Would you say that it is easier to travel when getting older? Perhaps the body is a bit slower, on the other hand one has more experience and confidence.

In deed I do think so! The physical part, well, of course you have to take care of that. I was thinking ahead. For example when I started to think about Africa it was about 2007. Then I started to spend one hour a day exercising, in the noon-hours, to train myself to hot temperatures. I have kept up this routine all the way "to Africa" in 2016 (and still do today).

Aside from the physical part, it's the emotional side: one benefit is that as a "women of age" your dealings with the opposite sex is much more relaxed and focused on subject matters. You know yourself and you are aware of your appearance. With kindness and the way you carry yourself, you know when to use a little extra-charm to get needed information and extra-help.

That pretty much is the whole secret to gather nice, good people around yourself when in foreign places.

Now you are living in Germany again, in the country where you were born. Will you stay put here or will the curiosity for the world make you move somewhere else again?

I do consider Germany as my base. It was the place I wanted to raise my child, so he would gain the same identity as I have. That was so for the past 26 years. But now he is on a very good road to shape his own life and my husband has liberated me when he asked 2016 for a separation.

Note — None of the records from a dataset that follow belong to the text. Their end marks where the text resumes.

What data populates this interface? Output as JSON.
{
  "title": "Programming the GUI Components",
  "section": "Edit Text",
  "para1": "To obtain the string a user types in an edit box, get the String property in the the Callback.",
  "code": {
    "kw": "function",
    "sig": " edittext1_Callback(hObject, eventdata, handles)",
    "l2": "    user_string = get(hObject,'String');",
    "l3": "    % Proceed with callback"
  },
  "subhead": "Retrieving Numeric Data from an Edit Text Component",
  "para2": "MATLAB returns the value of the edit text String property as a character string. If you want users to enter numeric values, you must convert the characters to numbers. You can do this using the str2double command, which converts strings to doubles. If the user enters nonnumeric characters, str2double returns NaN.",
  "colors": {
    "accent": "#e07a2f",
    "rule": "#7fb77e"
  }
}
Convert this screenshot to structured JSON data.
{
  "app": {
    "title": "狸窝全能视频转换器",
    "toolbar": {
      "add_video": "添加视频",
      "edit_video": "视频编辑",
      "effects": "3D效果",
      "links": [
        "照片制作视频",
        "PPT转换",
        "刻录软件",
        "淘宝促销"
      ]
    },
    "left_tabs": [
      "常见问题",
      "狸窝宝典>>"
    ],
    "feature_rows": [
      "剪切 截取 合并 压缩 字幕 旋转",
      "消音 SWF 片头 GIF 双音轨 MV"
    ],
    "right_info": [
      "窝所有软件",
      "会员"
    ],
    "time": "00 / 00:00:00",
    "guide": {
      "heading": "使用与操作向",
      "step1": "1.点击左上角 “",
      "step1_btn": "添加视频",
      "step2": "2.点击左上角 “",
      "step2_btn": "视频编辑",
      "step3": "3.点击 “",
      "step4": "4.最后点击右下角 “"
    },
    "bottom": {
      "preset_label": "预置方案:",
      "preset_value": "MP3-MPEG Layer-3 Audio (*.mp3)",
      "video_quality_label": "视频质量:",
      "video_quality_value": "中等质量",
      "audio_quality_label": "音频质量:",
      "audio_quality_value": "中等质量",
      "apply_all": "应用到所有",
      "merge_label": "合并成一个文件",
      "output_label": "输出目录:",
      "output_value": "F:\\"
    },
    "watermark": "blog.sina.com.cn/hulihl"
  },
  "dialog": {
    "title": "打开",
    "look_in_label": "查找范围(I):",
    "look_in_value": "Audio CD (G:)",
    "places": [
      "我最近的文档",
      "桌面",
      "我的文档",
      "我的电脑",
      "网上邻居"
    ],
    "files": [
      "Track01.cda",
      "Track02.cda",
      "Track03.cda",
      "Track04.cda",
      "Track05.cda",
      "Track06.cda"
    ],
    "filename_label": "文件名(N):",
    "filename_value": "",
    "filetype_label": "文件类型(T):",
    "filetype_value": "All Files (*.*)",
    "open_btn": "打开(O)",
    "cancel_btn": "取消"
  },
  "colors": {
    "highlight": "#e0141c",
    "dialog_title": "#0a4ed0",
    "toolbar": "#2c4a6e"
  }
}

Since then, 2016, I am free again to explore and "leave the house". The base will remain, like the house, the good relationship that I still have with my husband and no formal divorce. My son Maximilian (26) is very happy that I re-charge and go out in the world again. So then after the separation I did my first trip to Africa for three month. That was a very special and interesting trip of course. So yes, my curiosity remain but Germany is always my home.